Kassandra wagte nicht zu entscheiden, welches Schicksal das grausamere war. Vielleicht die Gnade des frühen Todes statt ewiger Wahnsinn. Welcher Eurypylus in ihrer Vision auch immer der Freund der Trojaner war, seine Zukunft näherte sich bereits jetzt einem schrecklichen Ende.
*
»Ich weiß, dass ich mit meinen derzeitigen Geschäften gegen die Grundregel Nummer eins des internationalen Waffenhandels verstoße«, gab Raffim zu.
»Und wie lautet die?«, wollte Seshmosis wissen.
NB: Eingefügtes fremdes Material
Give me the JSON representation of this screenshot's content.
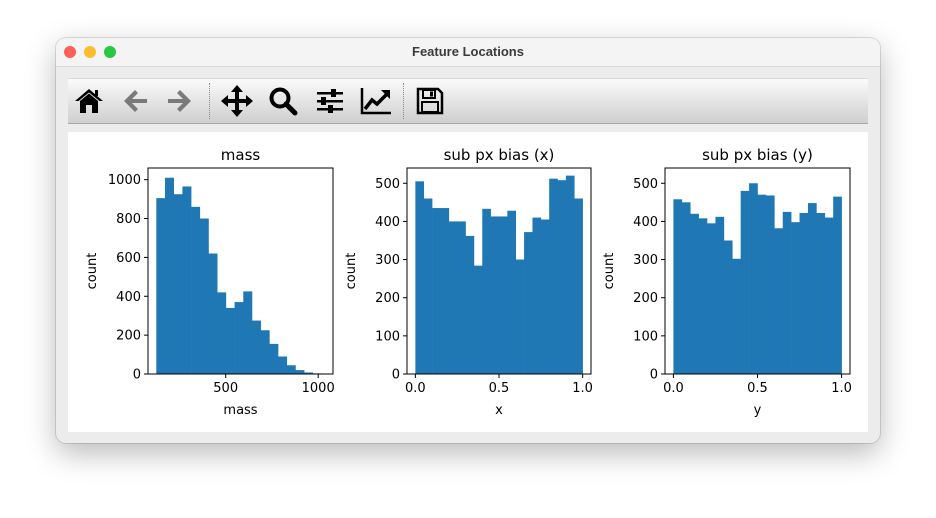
{
  "window": {
    "title": "Feature Locations"
  },
  "traffic_lights": {
    "close": "#ff5f57",
    "minimize": "#febc2e",
    "zoom": "#28c840"
  },
  "toolbar": {
    "items": [
      {
        "name": "home-button",
        "icon": "home-icon",
        "enabled": true
      },
      {
        "name": "back-button",
        "icon": "arrow-left-icon",
        "enabled": false
      },
      {
        "name": "forward-button",
        "icon": "arrow-right-icon",
        "enabled": false
      },
      {
        "name": "pan-button",
        "icon": "move-icon",
        "enabled": true
      },
      {
        "name": "zoom-button",
        "icon": "magnifier-icon",
        "enabled": true
      },
      {
        "name": "subplots-button",
        "icon": "sliders-icon",
        "enabled": true
      },
      {
        "name": "axes-edit-button",
        "icon": "line-chart-icon",
        "enabled": true
      },
      {
        "name": "save-button",
        "icon": "floppy-disk-icon",
        "enabled": true
      }
    ]
  },
  "bar_color": "#1f77b4",
  "chart_data": [
    {
      "type": "bar",
      "title": "mass",
      "xlabel": "mass",
      "ylabel": "count",
      "xlim": [
        80,
        1080
      ],
      "ylim": [
        0,
        1060
      ],
      "xticks": [
        500,
        1000
      ],
      "xtick_labels": [
        "500",
        "1000"
      ],
      "yticks": [
        0,
        200,
        400,
        600,
        800,
        1000
      ],
      "ytick_labels": [
        "0",
        "200",
        "400",
        "600",
        "800",
        "1000"
      ],
      "bin_edges": [
        125,
        172,
        219,
        266,
        313,
        360,
        407,
        454,
        501,
        548,
        595,
        642,
        689,
        736,
        783,
        830,
        877,
        924,
        971,
        1018,
        1065
      ],
      "counts": [
        905,
        1010,
        925,
        965,
        860,
        800,
        620,
        420,
        340,
        370,
        425,
        275,
        225,
        155,
        90,
        45,
        20,
        8,
        3,
        1
      ]
    },
    {
      "type": "bar",
      "title": "sub px bias (x)",
      "xlabel": "x",
      "ylabel": "count",
      "xlim": [
        -0.05,
        1.05
      ],
      "ylim": [
        0,
        540
      ],
      "xticks": [
        0.0,
        0.5,
        1.0
      ],
      "xtick_labels": [
        "0.0",
        "0.5",
        "1.0"
      ],
      "yticks": [
        0,
        100,
        200,
        300,
        400,
        500
      ],
      "ytick_labels": [
        "0",
        "100",
        "200",
        "300",
        "400",
        "500"
      ],
      "bin_edges": [
        0.0,
        0.05,
        0.1,
        0.15,
        0.2,
        0.25,
        0.3,
        0.35,
        0.4,
        0.45,
        0.5,
        0.55,
        0.6,
        0.65,
        0.7,
        0.75,
        0.8,
        0.85,
        0.9,
        0.95,
        1.0
      ],
      "counts": [
        505,
        460,
        435,
        435,
        400,
        400,
        362,
        284,
        433,
        413,
        413,
        428,
        300,
        372,
        410,
        405,
        512,
        508,
        520,
        460
      ]
    },
    {
      "type": "bar",
      "title": "sub px bias (y)",
      "xlabel": "y",
      "ylabel": "count",
      "xlim": [
        -0.05,
        1.05
      ],
      "ylim": [
        0,
        540
      ],
      "xticks": [
        0.0,
        0.5,
        1.0
      ],
      "xtick_labels": [
        "0.0",
        "0.5",
        "1.0"
      ],
      "yticks": [
        0,
        100,
        200,
        300,
        400,
        500
      ],
      "ytick_labels": [
        "0",
        "100",
        "200",
        "300",
        "400",
        "500"
      ],
      "bin_edges": [
        0.0,
        0.05,
        0.1,
        0.15,
        0.2,
        0.25,
        0.3,
        0.35,
        0.4,
        0.45,
        0.5,
        0.55,
        0.6,
        0.65,
        0.7,
        0.75,
        0.8,
        0.85,
        0.9,
        0.95,
        1.0
      ],
      "counts": [
        458,
        450,
        420,
        408,
        395,
        412,
        350,
        302,
        480,
        500,
        470,
        468,
        382,
        425,
        398,
        422,
        448,
        422,
        410,
        465
      ]
    }
  ]
}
»Verkaufe grundsätzlich an beide Kriegsparteien die gleiche Menge Waffen, um den Konflikt möglichst lange aufrechtzuerhalten. Na ja, in unserem Fall muss ich leider die Grundregel Nummer zwei anwenden: Sollte Grundregel Nummer eins wegen der Gefährdung der eigenen Person nicht durchführbar sein, verkaufe alle Waffen an den Kontrahenten, der zur Verfügung steht. Du siehst, Seshmosis, ich handle ganz legal nach internationalem Recht. Krieg hat etwas mit Zivilisation zu tun, da kann man nicht einfach anarchisch nach persönlichen Gefühlen wie Sympathie und Antipathie vorgehen.«
»Ich denke, das grundsätzliche Problem mit dem Waffenhandel ist der Waffen handel . Dir ist also völlig egal, was mit den Trojanern passiert?«
»Nein, das ist mir nicht egal. Aber ich frage einfach nicht danach. Dann beunruhigt es mich auch nicht.«
Damit war für Raffim das Gespräch über die Ethik in Kriegszeiten beendet.
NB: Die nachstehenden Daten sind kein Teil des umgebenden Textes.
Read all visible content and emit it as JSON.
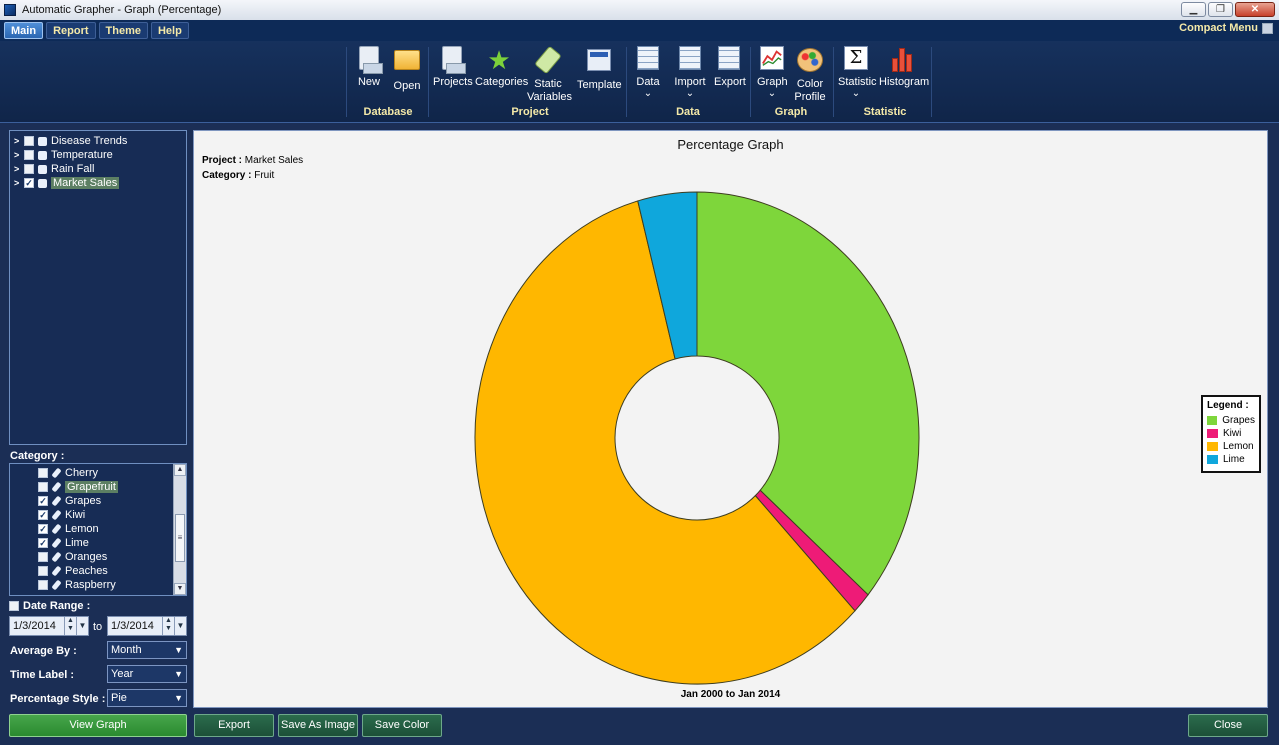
{
  "window": {
    "title": "Automatic Grapher - Graph (Percentage)"
  },
  "menu": {
    "tabs": [
      "Main",
      "Report",
      "Theme",
      "Help"
    ],
    "compact_menu": "Compact Menu"
  },
  "ribbon": {
    "items": {
      "new": "New",
      "open": "Open",
      "projects": "Projects",
      "categories": "Categories",
      "static_variables_1": "Static",
      "static_variables_2": "Variables",
      "template": "Template",
      "data": "Data",
      "import": "Import",
      "export": "Export",
      "graph": "Graph",
      "color_profile_1": "Color",
      "color_profile_2": "Profile",
      "statistic": "Statistic",
      "histogram": "Histogram"
    },
    "groups": {
      "database": "Database",
      "project": "Project",
      "data": "Data",
      "graph": "Graph",
      "statistic": "Statistic"
    }
  },
  "projects_tree": [
    {
      "label": "Disease Trends",
      "checked": false
    },
    {
      "label": "Temperature",
      "checked": false
    },
    {
      "label": "Rain Fall",
      "checked": false
    },
    {
      "label": "Market Sales",
      "checked": true
    }
  ],
  "category": {
    "header": "Category :",
    "items": [
      {
        "label": "Cherry",
        "checked": false
      },
      {
        "label": "Grapefruit",
        "checked": false
      },
      {
        "label": "Grapes",
        "checked": true
      },
      {
        "label": "Kiwi",
        "checked": true
      },
      {
        "label": "Lemon",
        "checked": true
      },
      {
        "label": "Lime",
        "checked": true
      },
      {
        "label": "Oranges",
        "checked": false
      },
      {
        "label": "Peaches",
        "checked": false
      },
      {
        "label": "Raspberry",
        "checked": false
      }
    ]
  },
  "controls": {
    "date_range_label": "Date Range :",
    "date_from": "1/3/2014",
    "to_label": "to",
    "date_to": "1/3/2014",
    "average_by_label": "Average By :",
    "average_by_value": "Month",
    "time_label_label": "Time Label :",
    "time_label_value": "Year",
    "percentage_style_label": "Percentage Style :",
    "percentage_style_value": "Pie"
  },
  "buttons": {
    "view_graph": "View Graph",
    "export": "Export",
    "save_image": "Save As Image",
    "save_color": "Save Color",
    "close": "Close"
  },
  "graph": {
    "title": "Percentage Graph",
    "project_label": "Project :",
    "project_value": "Market Sales",
    "category_label": "Category :",
    "category_value": "Fruit",
    "range_label": "Jan 2000  to  Jan 2014",
    "legend_title": "Legend :"
  },
  "chart_data": {
    "type": "pie",
    "title": "Percentage Graph",
    "donut": true,
    "legend_position": "right",
    "slices": [
      {
        "name": "Grapes",
        "value": 36.0,
        "color": "#7ed63b"
      },
      {
        "name": "Kiwi",
        "value": 1.4,
        "color": "#ee1b77"
      },
      {
        "name": "Lemon",
        "value": 58.3,
        "color": "#ffb700"
      },
      {
        "name": "Lime",
        "value": 4.3,
        "color": "#0fa7dc"
      }
    ]
  },
  "colors": {
    "background": "#1b2e55",
    "accent_label": "#f4e9a8",
    "plot_bg": "#f3f3f3"
  }
}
Seshmosis spazierte am Strand entlang und betrachtete die Schiffe und Boote. Die meisten waren aufgebockt. Schlimme Stürme und das lange Liegen hatten ihnen sichtlich nicht gut getan. Da lugte zwischen zwei Booten ein ungewöhnlicher Bug in Form eines Drachen hervor. Seshmosis ging näher darauf zu und erkannte, dass es sich bei diesem Schiff um eine ungewöhnliche Konstruktion handelte. Zumindest, wenn diese ein Schiff werden sollte.
Daneben stand ein Mann inmitten unzähliger umherliegender Holzteile mit einem Stück Papyrus in der Hand und kratzte sich hinter dem Ohr.
Seshmosis fragte den Mann, ob er ihm helfen könne.
Der Mann lächelte erleichtert und hielt Seshmosis das Papyrus entgegen: »Gerne! Ich bin Nautos, kannst du lesen?«
Stolz bejahte Seshmosis und schaute auf das Dokument.
»Es sind Idiotgramme«, fügte Nautos hilfreich hinzu.